R U O K ? 11. What if a processor fails in the middle of a multicast or in the middle of a view change? • A functional process, which notices that another process has crashed, sends a view change to all. • A third process sends its unstable (i.e., partially sent) messages to all members, followed by a flush message. • That process installs the new view, after it receives a flush message from everyone else. • All of the above. • None of the above.
Distributed Commit • “Distributed commit” is a distributed transaction in which all members complete a transaction, or none at all. • In a one-phase commit, a coordinator tells all participants to simultaneously perform the transaction. • But what if one participant crashes and cannot tell the coordinator that it was unable to perform…?
R U O K ? 12. Which of the following accurately describes a one-phase commit? • A distributed transaction in which all members complete a transaction or none at all. • One participant crashes without telling the coordinator it was unable to perform. • A coordinator tells all participants to simultaneously perform a transaction. • All of the above. • None of the above.
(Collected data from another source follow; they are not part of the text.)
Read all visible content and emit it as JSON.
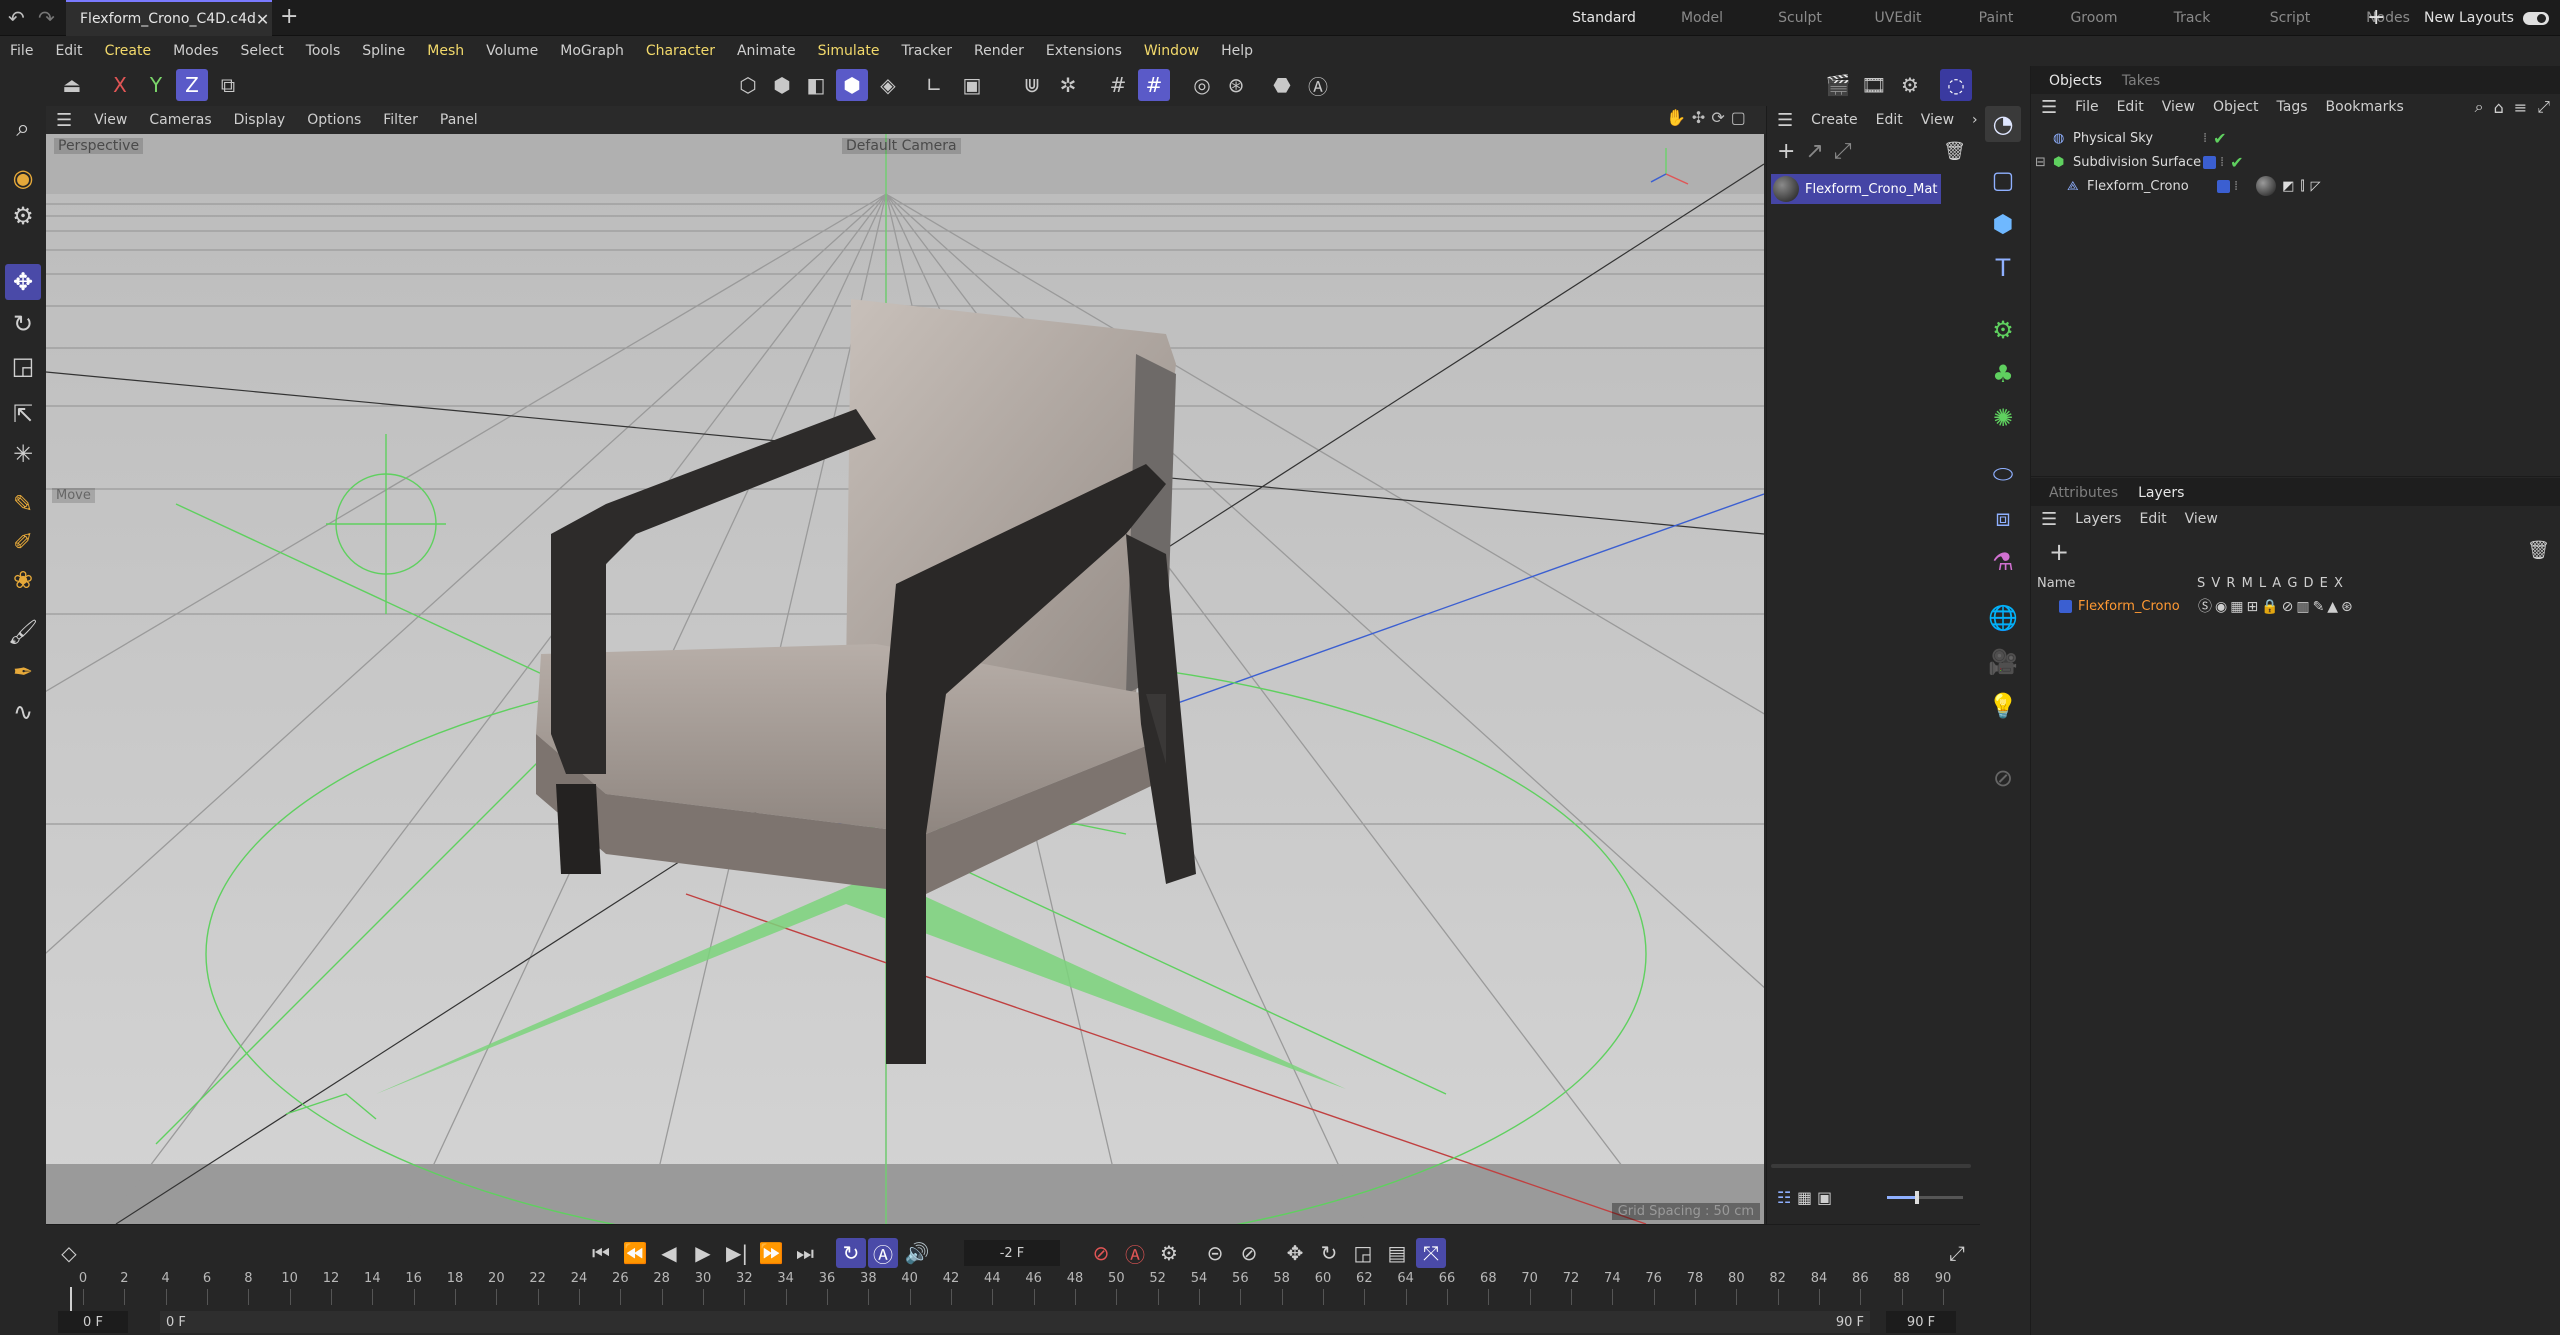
{
  "titlebar": {
    "file_tab": "Flexform_Crono_C4D.c4d",
    "close": "✕",
    "new_tab": "+",
    "layouts": [
      "Standard",
      "Model",
      "Sculpt",
      "UVEdit",
      "Paint",
      "Groom",
      "Track",
      "Script",
      "Nodes"
    ],
    "add_layout": "+",
    "new_layouts": "New Layouts"
  },
  "menubar": [
    "File",
    "Edit",
    "Create",
    "Modes",
    "Select",
    "Tools",
    "Spline",
    "Mesh",
    "Volume",
    "MoGraph",
    "Character",
    "Animate",
    "Simulate",
    "Tracker",
    "Render",
    "Extensions",
    "Window",
    "Help"
  ],
  "toolbar": {
    "x": "X",
    "y": "Y",
    "z": "Z"
  },
  "viewport": {
    "menu": [
      "View",
      "Cameras",
      "Display",
      "Options",
      "Filter",
      "Panel"
    ],
    "label": "Perspective",
    "camera": "Default Camera",
    "grid_spacing": "Grid Spacing : 50 cm",
    "move_label": "Move"
  },
  "materials": {
    "menu": [
      "Create",
      "Edit",
      "View"
    ],
    "item": "Flexform_Crono_Mat"
  },
  "objects": {
    "tabs": [
      "Objects",
      "Takes"
    ],
    "menu": [
      "File",
      "Edit",
      "View",
      "Object",
      "Tags",
      "Bookmarks"
    ],
    "items": [
      "Physical Sky",
      "Subdivision Surface",
      "Flexform_Crono"
    ]
  },
  "layers": {
    "tabs": [
      "Attributes",
      "Layers"
    ],
    "menu": [
      "Layers",
      "Edit",
      "View"
    ],
    "name_header": "Name",
    "flags": "S V R M L A G D E X",
    "items": [
      "Flexform_Crono"
    ]
  },
  "timeline": {
    "current_frame": "-2 F",
    "start": "0 F",
    "start2": "0 F",
    "end": "90 F",
    "end2": "90 F",
    "ticks": [
      "0",
      "2",
      "4",
      "6",
      "8",
      "10",
      "12",
      "14",
      "16",
      "18",
      "20",
      "22",
      "24",
      "26",
      "28",
      "30",
      "32",
      "34",
      "36",
      "38",
      "40",
      "42",
      "44",
      "46",
      "48",
      "50",
      "52",
      "54",
      "56",
      "58",
      "60",
      "62",
      "64",
      "66",
      "68",
      "70",
      "72",
      "74",
      "76",
      "78",
      "80",
      "82",
      "84",
      "86",
      "88",
      "90"
    ]
  },
  "colors": {
    "accent": "#4a4aa8",
    "menu_highlight": "#f2d96b",
    "check": "#5fd05f",
    "layer_color": "#3b5fd1",
    "layer_name": "#ff9933"
  }
}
Two-Phase Commit • “Two-phase commit” is a distributed transaction with a 2-way handshake: • Coordinator sends VOTE_REQUEST to all participants (above left). • Each participant replies with a VOTE_COMMIT or VOTE_ABORT (above center). • If vote was unanimous, coordinator sends GLOBAL_COMMIT, else she sends GLOBAL_ABORT. • Every participant either commits the transaction or aborts it as directed. • In general, all participants block waiting for messages, until time runs out, which aborts the transaction (above right). • But what if the coordinator crashes, after sending global commit to half of the members…?
R U O K ? 13. Which of the following accurately describe a two-phase commit? • Coordinator sends VOTE_REQUEST to all participants. • Each participant replies with a VOTE_COMMIT or VOTE_ABORT. • If vote was unanimous, coordinator sends GLOBAL_COMMIT, else she sends GLOBAL_ABORT. • Every participant either commits the transaction or aborts as directed. • All of the above. • None of the above.